ニップルのジッグラト
Al Qādisīyah
現代のイラク、アル=カーディスィーヤ県に位置するニップルのジッグラトは、古代都市ニップルの中心的な宗教建造物であり、シュメールの神エンリルに捧げられた聖地です。このジッグラトは紀元前2100年頃のウル第3王朝時代に建設され、ウル=ナンムの治世下で最終形態に整えられました。高さ約12メートルの大きなテラスがあり、約32,000平方メートルの面積を覆っています。三段構成のレンガの塔は、ビチューメンにセットされた窯焼きレンガで覆われています。頂上には小さな神殿があり、そこが神エンリルの住まいでした。ジッグラトは宗教儀式の中心地であり、ニップルを支配することはメソポタミア全域の支配者に正当性を与える象徴でもありました。建物は四隅が方位に向けられており、宇宙論的な重要性を強調しています。ジッグラトの周囲には様々な中庭、神殿、宝物庫が配置されていました。アッカド帝国による征服など政治的変動があっても、このジッグラトは重要な宗教センターとして存続し、古代シュメールの文化的・精神的遺産を反映しています。
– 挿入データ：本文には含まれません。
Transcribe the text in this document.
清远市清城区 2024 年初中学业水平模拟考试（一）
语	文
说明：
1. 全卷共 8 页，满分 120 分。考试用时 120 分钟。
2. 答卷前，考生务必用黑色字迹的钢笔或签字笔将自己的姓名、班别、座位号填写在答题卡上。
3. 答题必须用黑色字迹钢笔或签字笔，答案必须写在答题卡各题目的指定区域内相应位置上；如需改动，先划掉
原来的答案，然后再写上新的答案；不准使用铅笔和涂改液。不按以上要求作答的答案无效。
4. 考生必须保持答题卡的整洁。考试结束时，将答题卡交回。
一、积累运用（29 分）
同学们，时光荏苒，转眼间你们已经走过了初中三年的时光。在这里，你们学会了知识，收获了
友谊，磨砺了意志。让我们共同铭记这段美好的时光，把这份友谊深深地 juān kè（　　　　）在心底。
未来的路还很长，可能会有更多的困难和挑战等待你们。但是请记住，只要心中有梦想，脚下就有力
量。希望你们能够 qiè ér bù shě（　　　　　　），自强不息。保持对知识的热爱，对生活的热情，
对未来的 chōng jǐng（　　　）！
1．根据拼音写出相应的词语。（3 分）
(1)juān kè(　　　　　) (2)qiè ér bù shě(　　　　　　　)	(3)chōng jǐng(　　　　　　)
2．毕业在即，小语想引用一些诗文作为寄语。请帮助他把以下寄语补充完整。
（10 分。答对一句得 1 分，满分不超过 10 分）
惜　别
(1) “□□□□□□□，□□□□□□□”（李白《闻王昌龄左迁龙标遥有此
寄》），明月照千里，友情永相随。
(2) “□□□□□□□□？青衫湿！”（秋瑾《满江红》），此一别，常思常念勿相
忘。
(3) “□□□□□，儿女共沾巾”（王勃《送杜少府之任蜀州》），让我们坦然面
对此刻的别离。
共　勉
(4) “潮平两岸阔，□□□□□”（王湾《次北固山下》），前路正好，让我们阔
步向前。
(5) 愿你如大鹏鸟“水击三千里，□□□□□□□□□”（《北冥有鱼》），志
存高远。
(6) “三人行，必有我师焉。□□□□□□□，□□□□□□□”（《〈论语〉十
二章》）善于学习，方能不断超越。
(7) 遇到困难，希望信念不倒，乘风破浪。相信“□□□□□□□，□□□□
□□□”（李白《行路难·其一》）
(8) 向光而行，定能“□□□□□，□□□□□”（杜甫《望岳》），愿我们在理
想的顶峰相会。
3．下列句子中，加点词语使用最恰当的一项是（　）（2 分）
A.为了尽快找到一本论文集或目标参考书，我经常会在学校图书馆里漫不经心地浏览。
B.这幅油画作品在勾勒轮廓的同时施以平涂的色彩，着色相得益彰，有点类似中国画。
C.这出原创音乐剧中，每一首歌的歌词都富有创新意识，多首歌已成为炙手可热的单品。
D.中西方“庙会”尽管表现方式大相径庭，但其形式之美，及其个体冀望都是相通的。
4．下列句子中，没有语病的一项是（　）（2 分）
ヒント: この地域の暑い気候のため、訪問は涼しい季節に計画することをお勧めします。歴史的背景を十分に理解するために、事前にガイドツアーを手配すると良いでしょう。可能であればチケットを事前購入して、待ち時間を避けることができます。学生や団体には控えめな割引がある場合があります。一部のエリアでは写真撮影が制限されていることがあるため、現地で確認してください。
興味深い事実
- •ニップルはシュメールの精神的中心地とされ、『風の主』であり宇宙の支配者であるエンリルに捧げられていました。
- •ジッグラトの最終形態は、古代メソポタミアの偉大な神殿建築者の一人であるウル=ナンムによって確立されました。
- •アッカドのナラム・シンはエクル神殿と都市の城壁を再建し、この場所の帝国を超えた重要性を示しました。
- •ジッグラトの建築は、ビチューメンにセットされた窯焼きレンガを用いた三段構成の塔で、その時代としては珍しいものでした。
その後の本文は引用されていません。